Question of using cublassgemm() for matrix mulitiplication

I tried to use cublassgemm() to do matrix multiplication using sample code provided in CUDA SDK package. It specifies the number of threads per block and number of block per grid by the following code:

// setup execution parameters
dim3 threads(block_size, block_size);  //block_size=32
dim3 grid(matrix_size.uiWC / threads.x, matrix_size.uiHC / threads.y); 

However, when I changed the size of both threads and grids(such as there is only one thread per block and only one block in the grid), its run time didn’t really change a lot(I tried large size matrix). I would like to know could I really can control how many blocks and threads I can use when using cublassgemm()?

CUBLAS API calls make their own decisions as to which kernel(s) to launch and how to configure those kernels. This is based on heuristics and should be close to optimal, modulo specific bugs that could exist. There is nothing for the user to configure in terms of runtime configuration: CUBLAS functions are a convenient black box.

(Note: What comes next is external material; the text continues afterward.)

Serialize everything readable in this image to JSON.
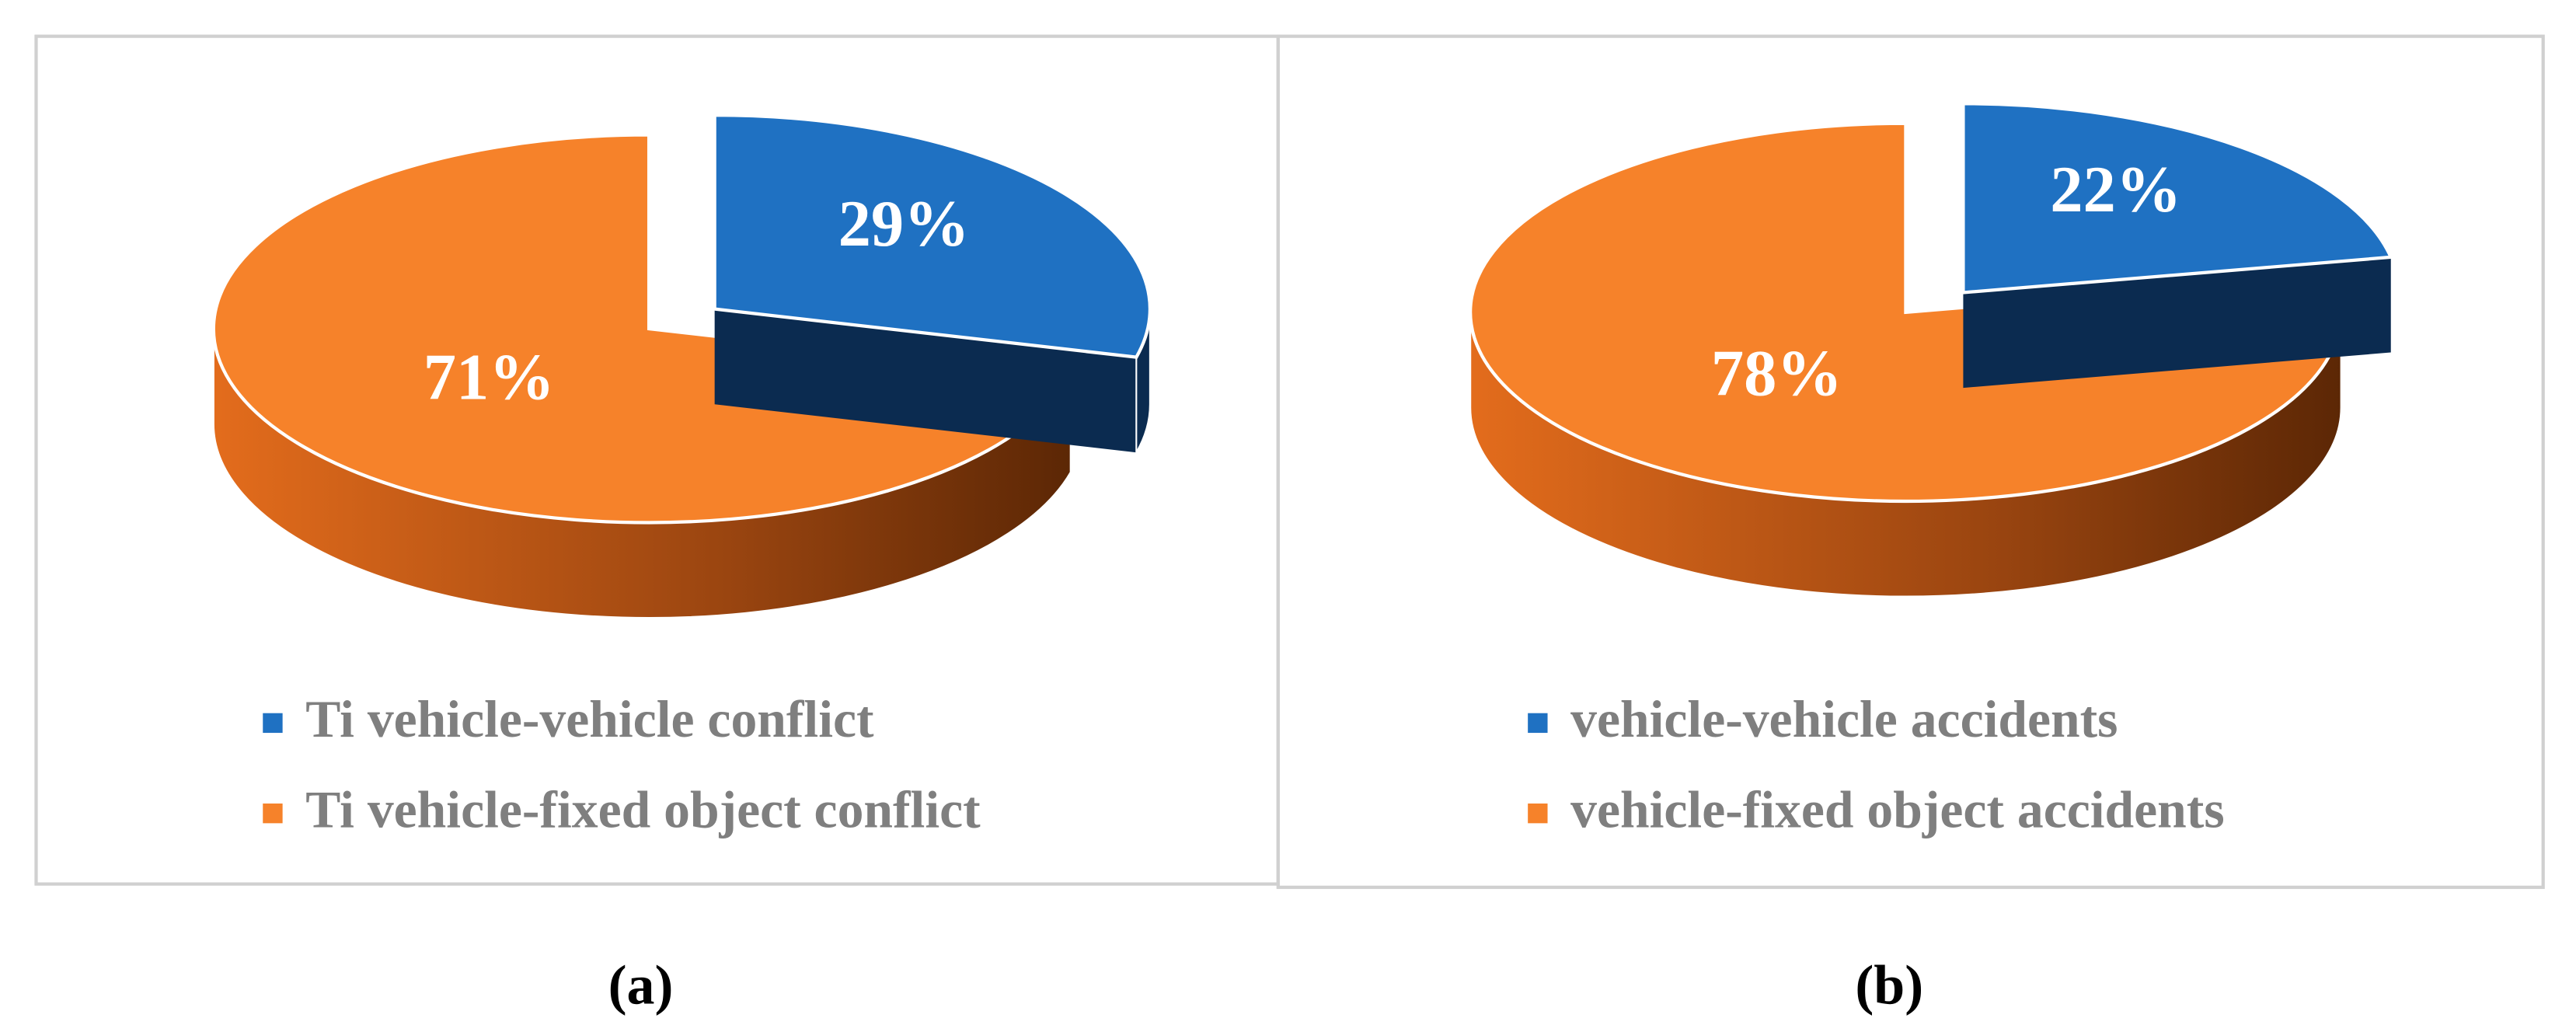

Thank you very much for your reply. The reason I ask this question is that CUDA sample do scheduling the number of threads and blocks and I thought it is a right way to it.

Which CUDA sample are you looking at? When you write your own CUDA kernels for matrix computation, you will have to decide on a launch configuration of course. But if you use a pre-packaged library such as CUBLAS, CUFFT, CUDNN, NPP, etc that work has been done for you.